In order for that redirection to happen, the domain of the HostEditUrl must be on the redirect domain allow list. Like the WOPI domain allow list, entries on this list are implicitly wild-carded. The entries on this list may be different than those on the WOPI domain allow list.

Office Online also uses the DownloadUrl as part of the business user flow, and the domain for this URL must also be included on the redirect domain allow list.

Homepage URL

Note

This setting is only relevant for hosts using the business user flow.

As part of the business user flow, Office Online may determine that a user does not have the Office 365 subscription necessary for editing documents using Office Online. In this case Office Online offers to redirect the user back to the host.

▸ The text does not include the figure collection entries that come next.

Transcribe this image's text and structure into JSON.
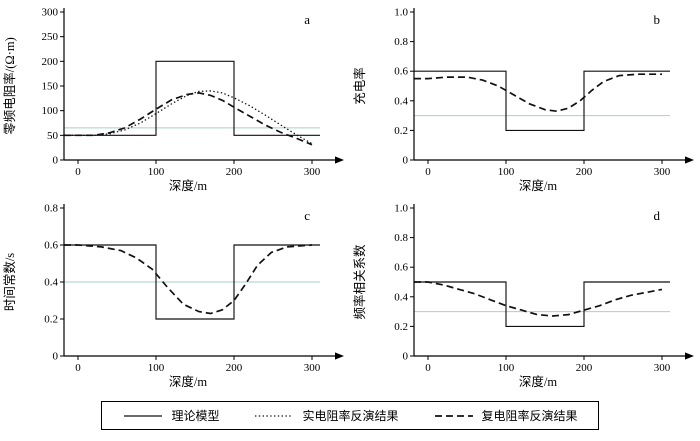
{
  "figure": {
    "legend": {
      "items": [
        {
          "label": "理论模型",
          "style": "solid"
        },
        {
          "label": "实电阻率反演结果",
          "style": "dotted"
        },
        {
          "label": "复电阻率反演结果",
          "style": "dashed"
        }
      ]
    }
  },
  "colors": {
    "curve": "#111111",
    "axis": "#000000",
    "ref_line": "#a9cfcb",
    "background": "#ffffff"
  },
  "chart_data": [
    {
      "id": "a",
      "type": "line",
      "panel_label": "a",
      "xlabel": "深度/m",
      "ylabel": "零频电阻率/(Ω·m)",
      "xlim": [
        0,
        300
      ],
      "ylim": [
        0,
        300
      ],
      "xticks": [
        "0",
        "100",
        "200",
        "300"
      ],
      "yticks": [
        "0",
        "50",
        "100",
        "150",
        "200",
        "250",
        "300"
      ],
      "ref_line_y": 65,
      "series": [
        {
          "name": "理论模型",
          "style": "solid",
          "points": [
            [
              0,
              50
            ],
            [
              100,
              50
            ],
            [
              100,
              200
            ],
            [
              200,
              200
            ],
            [
              200,
              50
            ],
            [
              300,
              50
            ]
          ]
        },
        {
          "name": "实电阻率反演结果",
          "style": "dotted",
          "points": [
            [
              0,
              50
            ],
            [
              20,
              50
            ],
            [
              40,
              53
            ],
            [
              60,
              61
            ],
            [
              80,
              75
            ],
            [
              100,
              94
            ],
            [
              120,
              114
            ],
            [
              140,
              131
            ],
            [
              155,
              139
            ],
            [
              170,
              140
            ],
            [
              185,
              136
            ],
            [
              200,
              126
            ],
            [
              220,
              110
            ],
            [
              240,
              91
            ],
            [
              260,
              71
            ],
            [
              280,
              51
            ],
            [
              300,
              33
            ]
          ]
        },
        {
          "name": "复电阻率反演结果",
          "style": "dashed",
          "points": [
            [
              0,
              50
            ],
            [
              20,
              50
            ],
            [
              40,
              55
            ],
            [
              60,
              65
            ],
            [
              80,
              83
            ],
            [
              100,
              103
            ],
            [
              120,
              122
            ],
            [
              140,
              133
            ],
            [
              155,
              136
            ],
            [
              170,
              131
            ],
            [
              185,
              121
            ],
            [
              200,
              107
            ],
            [
              220,
              89
            ],
            [
              240,
              71
            ],
            [
              260,
              56
            ],
            [
              280,
              44
            ],
            [
              300,
              31
            ]
          ]
        }
      ]
    },
    {
      "id": "b",
      "type": "line",
      "panel_label": "b",
      "xlabel": "深度/m",
      "ylabel": "充电率",
      "xlim": [
        0,
        300
      ],
      "ylim": [
        0,
        1.0
      ],
      "xticks": [
        "0",
        "100",
        "200",
        "300"
      ],
      "yticks": [
        "0",
        "0.2",
        "0.4",
        "0.6",
        "0.8",
        "1.0"
      ],
      "ref_line_y": 0.3,
      "series": [
        {
          "name": "理论模型",
          "style": "solid",
          "points": [
            [
              0,
              0.6
            ],
            [
              100,
              0.6
            ],
            [
              100,
              0.2
            ],
            [
              200,
              0.2
            ],
            [
              200,
              0.6
            ],
            [
              300,
              0.6
            ]
          ]
        },
        {
          "name": "复电阻率反演结果",
          "style": "dashed",
          "points": [
            [
              0,
              0.55
            ],
            [
              25,
              0.56
            ],
            [
              50,
              0.56
            ],
            [
              70,
              0.54
            ],
            [
              90,
              0.5
            ],
            [
              110,
              0.44
            ],
            [
              130,
              0.38
            ],
            [
              150,
              0.34
            ],
            [
              165,
              0.33
            ],
            [
              180,
              0.35
            ],
            [
              195,
              0.4
            ],
            [
              210,
              0.47
            ],
            [
              225,
              0.53
            ],
            [
              245,
              0.57
            ],
            [
              270,
              0.58
            ],
            [
              300,
              0.58
            ]
          ]
        }
      ]
    },
    {
      "id": "c",
      "type": "line",
      "panel_label": "c",
      "xlabel": "深度/m",
      "ylabel": "时间常数/s",
      "xlim": [
        0,
        300
      ],
      "ylim": [
        0,
        0.8
      ],
      "xticks": [
        "0",
        "100",
        "200",
        "300"
      ],
      "yticks": [
        "0",
        "0.2",
        "0.4",
        "0.6",
        "0.8"
      ],
      "ref_line_y": 0.4,
      "series": [
        {
          "name": "理论模型",
          "style": "solid",
          "points": [
            [
              0,
              0.6
            ],
            [
              100,
              0.6
            ],
            [
              100,
              0.2
            ],
            [
              200,
              0.2
            ],
            [
              200,
              0.6
            ],
            [
              300,
              0.6
            ]
          ]
        },
        {
          "name": "复电阻率反演结果",
          "style": "dashed",
          "points": [
            [
              0,
              0.6
            ],
            [
              30,
              0.59
            ],
            [
              55,
              0.57
            ],
            [
              75,
              0.53
            ],
            [
              95,
              0.47
            ],
            [
              115,
              0.37
            ],
            [
              135,
              0.28
            ],
            [
              155,
              0.24
            ],
            [
              170,
              0.23
            ],
            [
              185,
              0.25
            ],
            [
              200,
              0.3
            ],
            [
              215,
              0.39
            ],
            [
              230,
              0.49
            ],
            [
              248,
              0.56
            ],
            [
              268,
              0.59
            ],
            [
              300,
              0.6
            ]
          ]
        }
      ]
    },
    {
      "id": "d",
      "type": "line",
      "panel_label": "d",
      "xlabel": "深度/m",
      "ylabel": "频率相关系数",
      "xlim": [
        0,
        300
      ],
      "ylim": [
        0,
        1.0
      ],
      "xticks": [
        "0",
        "100",
        "200",
        "300"
      ],
      "yticks": [
        "0",
        "0.2",
        "0.4",
        "0.6",
        "0.8",
        "1.0"
      ],
      "ref_line_y": 0.3,
      "series": [
        {
          "name": "理论模型",
          "style": "solid",
          "points": [
            [
              0,
              0.5
            ],
            [
              100,
              0.5
            ],
            [
              100,
              0.2
            ],
            [
              200,
              0.2
            ],
            [
              200,
              0.5
            ],
            [
              300,
              0.5
            ]
          ]
        },
        {
          "name": "复电阻率反演结果",
          "style": "dashed",
          "points": [
            [
              0,
              0.5
            ],
            [
              20,
              0.48
            ],
            [
              40,
              0.45
            ],
            [
              60,
              0.42
            ],
            [
              80,
              0.38
            ],
            [
              100,
              0.34
            ],
            [
              120,
              0.31
            ],
            [
              140,
              0.28
            ],
            [
              160,
              0.27
            ],
            [
              180,
              0.28
            ],
            [
              200,
              0.31
            ],
            [
              220,
              0.34
            ],
            [
              240,
              0.38
            ],
            [
              260,
              0.41
            ],
            [
              280,
              0.43
            ],
            [
              300,
              0.45
            ]
          ]
        }
      ]
    }
  ]
}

However, navigating the user to the HostEditUrl does not make sense in this case since the user does not have the appropriate subscription to edit, so Office Online will not load properly.

Thus, in this case Office Online navigates the user to a URL determined by the host, called the Homepage URL. This is a single setting per WOPI host and must be changed by Microsoft.

Action settings

Some WOPI actions and CheckFileInfo properties require special arrangements with Microsoft in order to be used. These operations are marked Special permission required for use in Office Online. If you wish to use these actions, you must contact Microsoft and request that the appropriate settings be adjusted to allow you to use these actions.